Belfast review – Kenneth Branagh’s jubilant eulogy for his home city | Movie
THere’s the wonderful warmth and tenderness of Kenneth Branna’s autobiographical elegiac of his childhood Belfast: sweetly written, beautifully acted, and shot in brilliant monochrome, with steady cuts, a Madeleine, and an epiphany that feels like a wetter version of Terence Davies. Some may feel the film is emotional or inadequately aligned with the paradigm of anger and political despair that is appropriate for drama about Northern Ireland and the turmoil. And yes, there’s definitely a spoonful (or two) of sugar in the mix, with some obligatory Van Morrison on the soundtrack. There is a key scene about how to disarm a gunman in the middle of a riot if you don’t have a gun yourself, which you should indulge yourself benevolently.
But this movie has such emotional generosity and intelligence and deals with the often-ununderstood dilemma of times: when, and if, you should pack up and leave Belfast? Is it a matter of understandable survival or giving up your beloved town to extremists? (Full disclosure: My father left Belfast for England, although long before the age of this movie.)
It’s 1969 and Jamie Dornan He plays a man who lives in North Belfast, a largely Protestant area but still with some Catholic families. He is a simple sorcerer, far away in England for a bit during the week, who does skilled carpentry work and is harassed by the need to pay a tax bill.
When his long-suffering wife (Caitríona Balfe) writes to Inland Revenue asking for confirmation that his debt has finally been paid, he prompts the authorities to look into his shadowy affairs and decide he owes another £500. This is a moment so horribly unglamorous and non-cinematic that it definitely has to be taken from real life.
The family includes two sons, the older Will (Louis McCasky) and the younger Buddy, played by newcomer Judd Hill, who sets the tone for his startling lack of understanding. Grandparents live with them under one roof and are played with deceptive sweetness by Ciarán Hinds and Judi Dench (The latter tweaks every scene by emptying the men with wise notes from behind her version of Friend of the People.)
Violence erupts when union hard-liners burn Catholics from their homes and erect barricades to protect their new fiefdom from Republican retaliation—gangs requiring payments from local families, enforced by strongman Billy Clanton (Colin Morgan), accepted more or less pragmatically. by local man Frankie West (a gorgeous cameo from Michael Maloney) but resented Dornan’s character. He began showing pamphlets about his wife and children helping immigrants in Vancouver and Sydney: places out of reach of terrorists and the taxman, but they might also appear in Star Trek, which the boys watch on TV every week. And poor friends have to get on with his life, which involves a lot of unrequited nostalgia for a girl in his class.
The film goes with an easy swing from home to street to classroom to pub and back home, perhaps the richest movie when nothing specifically tragic or troublesome happens. I loved the scene in which Buddy learns what he would say if a stranger asked to know if he was a Protestant or Catholic: Is he lying or manipulating the truth? (Dave Allen’s routine was reminded of what happens if you try to sit on the fence and pretend you’re Jewish – the tough guy replies: “Are you a Protestant Jew or a Catholic Jew?”)

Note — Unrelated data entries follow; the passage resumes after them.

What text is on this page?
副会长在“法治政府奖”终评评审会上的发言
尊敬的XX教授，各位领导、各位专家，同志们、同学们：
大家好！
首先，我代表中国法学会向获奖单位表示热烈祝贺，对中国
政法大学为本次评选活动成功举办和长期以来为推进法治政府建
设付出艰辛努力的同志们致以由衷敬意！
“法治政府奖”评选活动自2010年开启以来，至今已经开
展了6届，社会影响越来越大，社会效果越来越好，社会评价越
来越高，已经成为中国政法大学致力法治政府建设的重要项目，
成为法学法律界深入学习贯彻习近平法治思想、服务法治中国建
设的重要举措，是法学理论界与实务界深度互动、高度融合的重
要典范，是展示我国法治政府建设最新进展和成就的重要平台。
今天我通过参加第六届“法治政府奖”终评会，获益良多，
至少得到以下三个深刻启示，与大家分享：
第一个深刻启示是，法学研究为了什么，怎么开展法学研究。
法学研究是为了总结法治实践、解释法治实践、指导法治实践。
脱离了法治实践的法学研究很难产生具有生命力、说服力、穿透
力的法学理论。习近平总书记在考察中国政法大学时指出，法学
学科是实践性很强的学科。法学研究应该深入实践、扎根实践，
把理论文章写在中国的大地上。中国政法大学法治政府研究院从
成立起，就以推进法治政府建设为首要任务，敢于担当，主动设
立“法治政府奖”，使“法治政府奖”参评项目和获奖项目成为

The family gets some escape from reality in the movies: Raquel Welch in her furry bikini million years BC, the flying car flying over the cliff in Chitty Chitty Bang Bang and High Noon on TV. There’s a trip to the theater to see a Christmas carol; Delay John Sessions His last performance as Belfast theater actor gives Joseph Tommelty playing the role of Marley’s ghost. But it’s inevitable that Buddy will be drawn to a few dents: cutting a piece of Turkish delight and then getting involved in looting a box of washing powder from a supermarket that hits a riot.
It is not right to say that there is a streak of innocence in this movie’s nightmare, but certainly a streak of normality and even vulgarity, which assumes its own surreal tone. Love letters to the past are always an illusion, and yet this is an alluring piece of legend-making from Pranag.